Job Summary
We are seeking a scientist to join our team at Iambic Therapeutics, working on data acquisition and curation for Enchant , our multimodal transformer model trained at scale on a wide variety of biomedical data. In this role, you will design and build agentic systems that acquire, clean, format, and quality-control the large-scale datasets that power Enchant training. You will work at the intersection of LLM-based automation and biomedical data engineering—developing AI agents that can navigate heterogeneous data sources, enforce quality standards, and operate reliably at scale.
This role is ideal for candidates who combine strong software engineering instincts with scientific understanding of biomedical data, and who are excited about using LLMs as tools to solve practical data problems.
Key Responsibilities
- Design, build, and maintain agentic systems for automated data acquisition from public and proprietary biomedical data sources
- Develop LLM-based pipelines for data cleaning, normalization, and formatting across diverse data modalities (e.g., molecular, genomic, clinical, literature)

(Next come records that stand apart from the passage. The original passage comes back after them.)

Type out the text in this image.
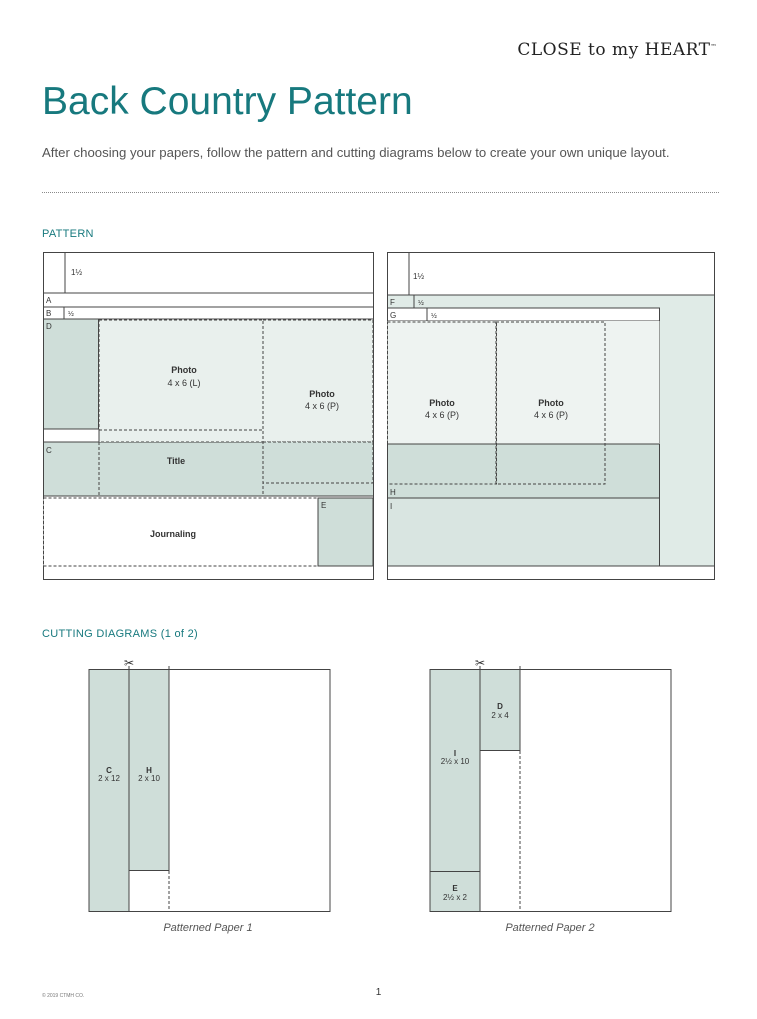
CLOSE to my HEART™
Back Country Pattern

After choosing your papers, follow the pattern and cutting diagrams below to create your own unique layout.

PATTERN

1½
A
B ½
D
C
Photo
4 x 6 (L)
Photo
4 x 6 (P)
Title
Journaling
E
1½
F	½
G	½
Photo
4 x 6 (P)
Photo
4 x 6 (P)
H
I

CUTTING DIAGRAMS (1 of 2)

✂
C
2 x 12
H
2 x 10
Patterned Paper 1
✂
I
2½ x 10
D
2 x 4
E
2½ x 2
Patterned Paper 2
© 2019 CTMH CO.	1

- Implement automated quality-control workflows that detect anomalies, flag inconsistencies, and enforce data standards
- Evaluate and iterate on agent architectures, prompting strategies, and tool-use patterns to improve reliability and throughput
- Collaborate with ML scientists on the Enchant team to understand data requirements and translate them into scalable acquisition and processing systems
- Monitor and maintain data pipelines in production, diagnosing failures and improving robustness over time
- Document data provenance, processing decisions, and quality metrics to support reproducibility and auditing
Qualifications
Required:
- Master's or PhD in a computational STEM field, or equivalent industry experience
- Strong Python engineering skills, including experience building and maintaining production-quality software
- Hands-on experience with LLM APIs (e.g., Claude, GPT) and agentic patterns such as tool use, orchestration, and multi-step reasoning
- Familiarity with biomedical or chemical data sources and formats (e.g., PDB, UniProt, ChEMBL, SDF/MOL, FASTA, or similar)
- Comfort with data engineering fundamentals: ETL design, data validation, and working with structured and unstructured data at scale
Desired:
- Experience with agent orchestration frameworks
- Familiarity with cloud infrastructure and workflow orchestration (e.g., AWS, Docker, Kubernetes)
- Knowledge of multimodal biomedical data—spanning small molecules, proteins, assays, images, ‘omics, and/or clinical records
- Experience with large-scale dataset construction or curation for ML model training
Location
Remote (US or UK). On-site available in Bristol, UK and Boston, US.